Das Health Cluster Portugal arbeitet dafür, die Forschung und Entwicklung sowie Arzneimittelherstellung im Land zu stärken. Als Pluspunkte gilt das Innovationspotenzial von circa 300 Start-ups im Gesundheitsbereich. Für die medizinische Biotechnologie bestehen günstige Bedingungen im Land. Dazu zählen qualifizierte Fachkräfte und eine intensive Zusammenarbeit von Unternehmen mit Universitäten.
Durch liberale Regelungen soll das Potenzial der medizinischen Nutzung von Cannabis ausgeschöpft werden. Unternehmen benötigen eine Genehmigung dafür. Der Vertrieb ist zulässig, wenn portugiesische Patienten Cannabis verschrieben bekommen. Zudem ist der Export in Länder gestattet, in denen die medizinische Cannabisnutzung ebenfalls erlaubt ist.
Referenzländer bilden den Maßstab für Preisanpassungen
Das Gesundheitsministerium passt jährlich im Frühling die Preise von Medikamenten an. Dabei orientiert es sich an den vier Referenzländern Frankreich, Italien, Spanien und Slowenien. Für die Erstattung von verschreibungspflichtigen Medikamenten existiert eine Positivliste.
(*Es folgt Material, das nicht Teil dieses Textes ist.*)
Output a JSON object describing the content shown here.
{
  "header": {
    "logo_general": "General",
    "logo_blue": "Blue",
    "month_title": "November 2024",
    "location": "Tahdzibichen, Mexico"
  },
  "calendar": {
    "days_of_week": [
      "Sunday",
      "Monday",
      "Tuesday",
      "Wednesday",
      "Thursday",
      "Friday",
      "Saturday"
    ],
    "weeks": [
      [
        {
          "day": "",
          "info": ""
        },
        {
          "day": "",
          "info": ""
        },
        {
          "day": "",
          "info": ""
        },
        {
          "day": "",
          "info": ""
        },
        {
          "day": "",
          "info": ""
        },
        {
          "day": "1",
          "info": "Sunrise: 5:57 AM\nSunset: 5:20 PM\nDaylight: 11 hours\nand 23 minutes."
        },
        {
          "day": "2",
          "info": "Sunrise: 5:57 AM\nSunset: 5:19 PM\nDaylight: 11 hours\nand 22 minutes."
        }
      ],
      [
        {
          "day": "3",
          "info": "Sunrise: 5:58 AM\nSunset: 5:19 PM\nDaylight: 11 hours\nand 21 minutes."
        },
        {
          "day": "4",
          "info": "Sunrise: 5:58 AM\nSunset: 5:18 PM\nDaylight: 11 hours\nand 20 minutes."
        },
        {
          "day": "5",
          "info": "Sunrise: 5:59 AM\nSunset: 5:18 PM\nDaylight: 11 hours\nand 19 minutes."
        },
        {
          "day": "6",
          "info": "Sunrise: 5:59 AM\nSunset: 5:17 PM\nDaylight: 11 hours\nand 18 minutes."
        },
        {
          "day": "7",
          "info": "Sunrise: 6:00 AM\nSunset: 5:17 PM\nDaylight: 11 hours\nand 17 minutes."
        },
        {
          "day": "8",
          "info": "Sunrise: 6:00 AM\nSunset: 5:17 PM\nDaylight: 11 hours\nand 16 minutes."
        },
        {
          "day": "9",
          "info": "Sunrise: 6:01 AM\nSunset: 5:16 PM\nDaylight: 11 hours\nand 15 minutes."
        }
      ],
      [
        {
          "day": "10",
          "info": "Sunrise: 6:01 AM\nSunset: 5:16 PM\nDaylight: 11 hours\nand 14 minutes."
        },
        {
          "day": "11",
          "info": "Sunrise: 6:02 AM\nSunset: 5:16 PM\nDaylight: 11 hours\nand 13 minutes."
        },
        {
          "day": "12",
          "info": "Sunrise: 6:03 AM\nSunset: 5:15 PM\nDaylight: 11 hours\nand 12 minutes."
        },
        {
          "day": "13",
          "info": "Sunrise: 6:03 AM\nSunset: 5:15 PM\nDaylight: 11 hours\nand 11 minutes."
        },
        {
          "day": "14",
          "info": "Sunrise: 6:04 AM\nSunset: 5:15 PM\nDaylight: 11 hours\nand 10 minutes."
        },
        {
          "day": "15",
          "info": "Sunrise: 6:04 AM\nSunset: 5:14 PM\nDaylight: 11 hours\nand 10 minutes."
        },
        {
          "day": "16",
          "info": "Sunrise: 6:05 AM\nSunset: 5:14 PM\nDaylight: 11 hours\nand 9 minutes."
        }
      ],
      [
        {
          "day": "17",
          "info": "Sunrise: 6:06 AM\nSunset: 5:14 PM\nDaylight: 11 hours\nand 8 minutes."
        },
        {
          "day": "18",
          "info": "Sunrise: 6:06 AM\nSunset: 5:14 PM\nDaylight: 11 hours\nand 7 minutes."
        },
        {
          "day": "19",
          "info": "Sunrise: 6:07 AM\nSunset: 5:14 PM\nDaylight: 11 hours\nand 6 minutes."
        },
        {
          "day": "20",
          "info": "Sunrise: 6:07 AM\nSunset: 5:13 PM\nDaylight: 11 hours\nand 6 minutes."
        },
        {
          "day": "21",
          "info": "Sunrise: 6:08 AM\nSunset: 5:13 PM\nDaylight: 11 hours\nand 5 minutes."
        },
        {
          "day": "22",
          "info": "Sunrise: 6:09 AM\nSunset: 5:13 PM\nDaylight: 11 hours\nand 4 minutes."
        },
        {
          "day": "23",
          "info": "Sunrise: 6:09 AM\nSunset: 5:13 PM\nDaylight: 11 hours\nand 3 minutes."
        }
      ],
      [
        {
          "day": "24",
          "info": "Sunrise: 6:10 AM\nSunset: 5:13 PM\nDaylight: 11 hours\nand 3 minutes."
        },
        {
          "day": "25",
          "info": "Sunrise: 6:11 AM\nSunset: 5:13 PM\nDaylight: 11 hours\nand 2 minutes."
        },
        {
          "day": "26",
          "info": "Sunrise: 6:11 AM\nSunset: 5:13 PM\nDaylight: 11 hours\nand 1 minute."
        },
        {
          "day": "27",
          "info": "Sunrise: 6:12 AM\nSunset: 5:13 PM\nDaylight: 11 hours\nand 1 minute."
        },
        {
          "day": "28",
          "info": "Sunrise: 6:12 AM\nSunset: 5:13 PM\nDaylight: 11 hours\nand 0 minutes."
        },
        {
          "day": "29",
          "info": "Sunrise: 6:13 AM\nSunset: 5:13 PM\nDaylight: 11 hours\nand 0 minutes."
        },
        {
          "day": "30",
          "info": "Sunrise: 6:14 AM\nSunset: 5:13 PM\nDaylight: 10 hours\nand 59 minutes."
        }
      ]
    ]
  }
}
Volle Kostenerstattungen existieren nur für einige Gruppen, wie Rentner mit geringen Einkommen. Auch wenn die Preise von Generika und Markenarzneimitteln unterhalb bestimmter Referenzwerte liegen, werden sie vollständig erstattet. Infarmed ist die Zulassungsbehörde für Medikamente und analysiert Kosten und Nutzen, um die Erstattungsfähigkeit festzustellen. Zudem informiert die Behörde in ihrem Internetauftritt über Präparate, die in Portugal verwendet werden.